2. Application of Section 905(b)
Sea Land insists that in order to give meaning to the "third party" wording of § 905(b)'s first sentence, this Court must interpret the phrase to mean that Guilles as a harbor worker who is not a longshore person can not sue a vessel owner who is also his employer. Sea-Land argues that since the intent of Congress in § 905(b) was to codify and set limits to the Supreme Court decisions that had created negligence causes of actions for longshore persons, § 905(b) should be limited to longshore persons and not expanded to harbor workers.
Section 905(b)'s "third party" language, however, gave rise to considerable litigation about whether longshore persons doing stevedoring work could sue their employers who were vessel owners. Vessel-owner employers argued that the language of the Act precluded employees from bringing a direct negligence cause of action against them. The issue was laid to rest in Jones Laughlin Steel Corp. v. Pfeifer, 462 U.S. 523, 532, 103 S. Ct. 2541, 2548, 76 L. Ed. 2d 768 (1983), where the Supreme Court held that an employee could bring a direct action against an employer who was also a vessel owner despite the "third party" language of § 905(b).

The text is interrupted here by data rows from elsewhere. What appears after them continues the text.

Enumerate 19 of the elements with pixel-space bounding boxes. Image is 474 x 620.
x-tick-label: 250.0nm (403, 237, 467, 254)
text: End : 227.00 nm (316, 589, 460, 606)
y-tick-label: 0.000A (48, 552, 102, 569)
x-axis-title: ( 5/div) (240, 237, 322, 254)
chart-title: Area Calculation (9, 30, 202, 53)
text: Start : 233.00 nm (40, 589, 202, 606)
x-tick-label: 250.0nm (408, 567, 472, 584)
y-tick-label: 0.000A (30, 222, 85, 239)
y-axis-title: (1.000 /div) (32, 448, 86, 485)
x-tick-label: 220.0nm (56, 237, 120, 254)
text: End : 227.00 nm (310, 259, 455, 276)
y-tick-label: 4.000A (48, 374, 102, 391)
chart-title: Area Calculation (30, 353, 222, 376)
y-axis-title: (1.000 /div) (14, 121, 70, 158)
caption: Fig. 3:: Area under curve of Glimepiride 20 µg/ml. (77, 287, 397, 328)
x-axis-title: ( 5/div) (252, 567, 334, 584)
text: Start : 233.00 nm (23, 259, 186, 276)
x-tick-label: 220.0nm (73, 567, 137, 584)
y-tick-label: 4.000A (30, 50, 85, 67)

The Court reasoned that if Congress intended to bar such suits, it would not have needed the second sentence of § 905(b) which specifically contemplates the situation that some of the persons covered by the Act and by the first sentence of § 905(b) are involved in stevedoring services and are employed by the vessel: "If such person was employed by the vessel to provide stevedoring services, no such action shall be permitted if the injury was caused by the negligence of persons engaged in providing stevedoring services."

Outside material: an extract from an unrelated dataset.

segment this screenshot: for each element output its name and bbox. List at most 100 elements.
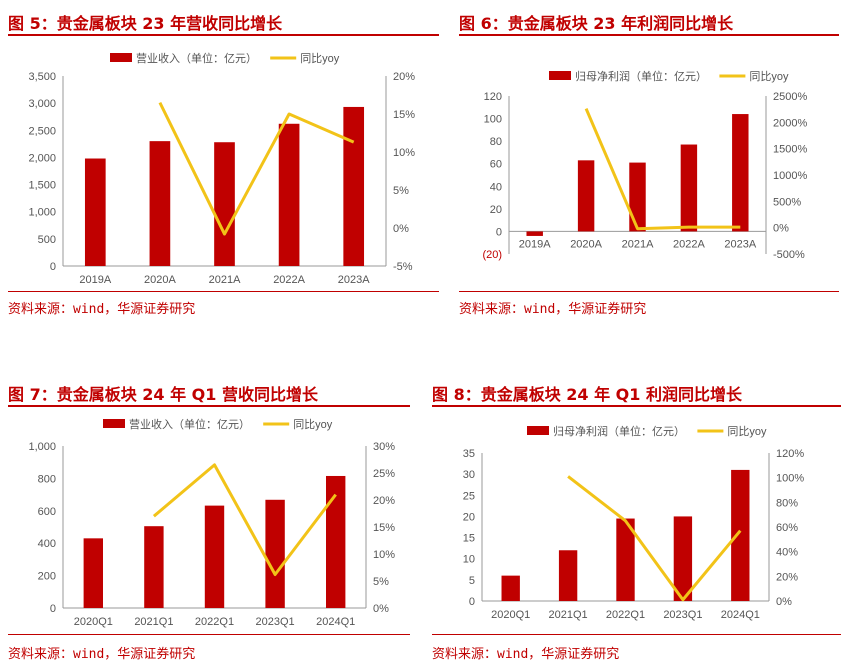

Despite the clear language of the statute, well settled principles of statutory construction and relevant Supreme Court case law, Sea-Land would still have this court ignore the beginning words of § 905(b), i.e. 'In the event of injury to a person covered under this chapter caused by the negligence of the vessel, then such person, . . ., may bring an action," and hold that § 905(b) permits only longshore persons, and not other harbor workers covered by the Act, to bring negligence suits against their employers who are vessel owners. Sea-Land argues that it is the second sentence of § 905(b) which permits a court to infer that longshore persons are exempted from the third party language of the first sentence but maintains that to give meaning to the words "third party" in the first sentence, all other persons covered by the Act must not be permitted to bring suit against their vessel owner employer. Sea-Land's interpretation is simply disingenuous.

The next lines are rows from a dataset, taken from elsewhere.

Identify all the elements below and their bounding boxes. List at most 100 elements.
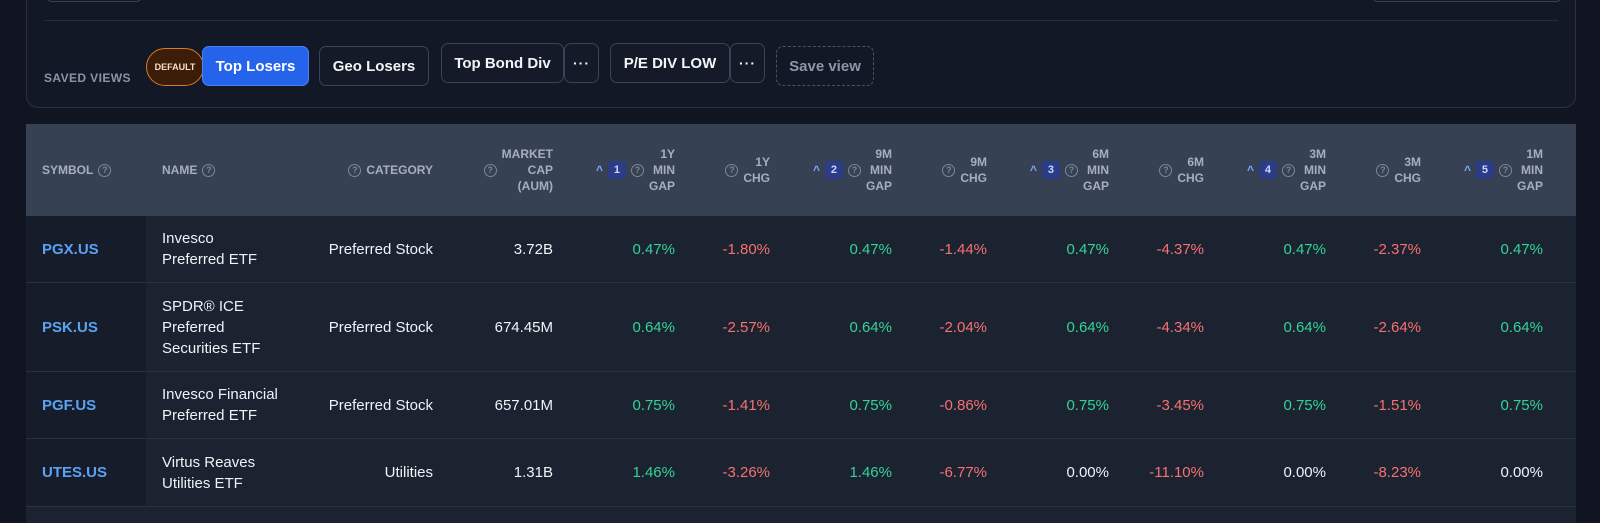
value-cell: -3.45% xyxy=(1156,396,1204,414)
value-cell: 0.00% xyxy=(1500,464,1543,481)
help-icon[interactable]: ? xyxy=(725,163,739,177)
header-6m-chg[interactable]: ? 6M CHG xyxy=(1159,154,1204,186)
sort-rank-badge: 3 xyxy=(1041,161,1060,179)
save-view-button[interactable]: Save view xyxy=(776,46,874,86)
symbol-link[interactable]: PGF.US xyxy=(42,396,97,414)
category-cell: Preferred Stock xyxy=(328,396,433,414)
header-text: CHG xyxy=(1177,171,1204,185)
value-cell: -1.41% xyxy=(722,396,770,414)
table-row[interactable]: UTES.US Virtus Reaves Utilities ETF Utiliti… xyxy=(26,439,1576,507)
header-text: MIN xyxy=(653,163,675,177)
sort-rank-badge: 2 xyxy=(824,161,843,179)
help-icon[interactable]: ? xyxy=(98,163,112,177)
help-icon[interactable]: ? xyxy=(1159,163,1173,177)
header-text: MIN xyxy=(870,163,892,177)
header-6m-min-gap[interactable]: ^ 3 ? 6M MIN GAP xyxy=(1030,146,1109,194)
default-badge[interactable]: DEFAULT xyxy=(146,48,204,86)
value-cell: 0.64% xyxy=(1500,318,1543,336)
help-icon[interactable]: ? xyxy=(942,163,956,177)
help-icon[interactable]: ? xyxy=(202,163,216,177)
help-icon[interactable]: ? xyxy=(1281,163,1295,177)
header-text: GAP xyxy=(1082,179,1109,193)
symbol-cell-bg xyxy=(26,372,146,438)
value-cell: -4.34% xyxy=(1156,318,1204,336)
symbol-link[interactable]: UTES.US xyxy=(42,464,108,481)
top-left-control[interactable] xyxy=(46,0,142,2)
header-3m-chg[interactable]: ? 3M CHG xyxy=(1376,154,1421,186)
header-text: CHG xyxy=(1394,171,1421,185)
value-cell: 0.75% xyxy=(1283,396,1326,414)
value-cell: 0.47% xyxy=(1283,240,1326,258)
header-market-cap[interactable]: ? MARKET CAP (AUM) xyxy=(483,146,553,194)
table-row[interactable]: PGF.US Invesco Financial Preferred ETF Pref… xyxy=(26,372,1576,439)
header-1y-chg[interactable]: ? 1Y CHG xyxy=(725,154,770,186)
help-icon[interactable]: ? xyxy=(348,163,362,177)
header-text: MARKET xyxy=(501,147,553,161)
view-geo-losers-button[interactable]: Geo Losers xyxy=(319,46,429,86)
help-icon[interactable]: ? xyxy=(483,163,497,177)
sort-asc-icon[interactable]: ^ xyxy=(812,163,820,177)
value-cell: -1.51% xyxy=(1373,396,1421,414)
sort-rank-badge: 4 xyxy=(1258,161,1277,179)
view-top-losers-button[interactable]: Top Losers xyxy=(202,46,309,86)
header-symbol[interactable]: SYMBOL ? xyxy=(42,162,112,178)
value-cell: 0.47% xyxy=(632,240,675,258)
header-9m-min-gap[interactable]: ^ 2 ? 9M MIN GAP xyxy=(813,146,892,194)
value-cell: 0.64% xyxy=(849,318,892,336)
top-right-control[interactable] xyxy=(1372,0,1562,2)
value-cell: 0.75% xyxy=(849,396,892,414)
help-icon[interactable]: ? xyxy=(1064,163,1078,177)
header-1y-min-gap[interactable]: ^ 1 ? 1Y MIN GAP xyxy=(596,146,675,194)
view-top-bond-div-more-button[interactable]: ··· xyxy=(564,43,599,83)
header-text: 1Y xyxy=(660,147,675,161)
header-text: 9M xyxy=(875,147,892,161)
etf-name: Invesco Financial Preferred ETF xyxy=(162,372,278,438)
market-cap-cell: 674.45M xyxy=(494,318,553,336)
view-pe-div-low-more-button[interactable]: ··· xyxy=(730,43,765,83)
help-icon[interactable]: ? xyxy=(1376,163,1390,177)
value-cell: 0.64% xyxy=(1283,318,1326,336)
header-text: CAP xyxy=(527,163,553,177)
etf-name-line: Preferred ETF xyxy=(162,251,258,268)
header-category[interactable]: ? CATEGORY xyxy=(348,162,433,178)
category-cell: Preferred Stock xyxy=(328,240,433,258)
header-text: 1Y xyxy=(755,155,770,169)
help-icon[interactable]: ? xyxy=(1498,163,1512,177)
saved-views-label: SAVED VIEWS xyxy=(44,71,131,85)
sort-asc-icon[interactable]: ^ xyxy=(1463,163,1471,177)
value-cell: 0.75% xyxy=(1500,396,1543,414)
value-cell: 0.75% xyxy=(1066,396,1109,414)
value-cell: 0.64% xyxy=(1066,318,1109,336)
header-3m-min-gap[interactable]: ^ 4 ? 3M MIN GAP xyxy=(1247,146,1326,194)
sort-asc-icon[interactable]: ^ xyxy=(595,163,603,177)
sort-asc-icon[interactable]: ^ xyxy=(1029,163,1037,177)
view-top-bond-div-button[interactable]: Top Bond Div xyxy=(441,43,564,83)
table-row[interactable]: PGX.US Invesco Preferred ETF Preferred Stoc… xyxy=(26,216,1576,283)
etf-name-line: Invesco Financial xyxy=(162,386,278,403)
value-cell: 1.46% xyxy=(849,464,892,481)
view-pe-div-low-button[interactable]: P/E DIV LOW xyxy=(610,43,730,83)
header-name[interactable]: NAME ? xyxy=(162,162,216,178)
header-text: CHG xyxy=(743,171,770,185)
value-cell: 0.47% xyxy=(1066,240,1109,258)
symbol-cell-bg xyxy=(26,439,146,506)
etf-name-line: Utilities ETF xyxy=(162,474,243,492)
sort-asc-icon[interactable]: ^ xyxy=(1246,163,1254,177)
header-symbol-label: SYMBOL xyxy=(42,163,94,177)
header-1m-min-gap[interactable]: ^ 5 ? 1M MIN GAP xyxy=(1464,146,1543,194)
table-row[interactable]: PSK.US SPDR® ICE Preferred Securities ETF Pr… xyxy=(26,283,1576,372)
panel-divider xyxy=(44,20,1558,21)
market-cap-cell: 3.72B xyxy=(513,240,553,258)
value-cell: 1.46% xyxy=(632,464,675,481)
value-cell: 0.64% xyxy=(632,318,675,336)
value-cell: -4.37% xyxy=(1156,240,1204,258)
symbol-link[interactable]: PSK.US xyxy=(42,318,98,336)
value-cell: -2.37% xyxy=(1373,240,1421,258)
symbol-link[interactable]: PGX.US xyxy=(42,240,99,258)
value-cell: 0.75% xyxy=(632,396,675,414)
help-icon[interactable]: ? xyxy=(847,163,861,177)
header-9m-chg[interactable]: ? 9M CHG xyxy=(942,154,987,186)
value-cell: -2.04% xyxy=(939,318,987,336)
symbol-cell-bg xyxy=(26,283,146,371)
help-icon[interactable]: ? xyxy=(630,163,644,177)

This Court is guided in its analysis by principles of statutory interpretation recently summarized by the Second Circuit in United States v. Koehler, 973 F.2d 132, 134 (2d Cir. 1992):
The "starting point in every case involving construction of a statute is the language itself." When we find the terms of the statute unambiguous, judicial inquiry is complete except in rare and exceptional circumstances.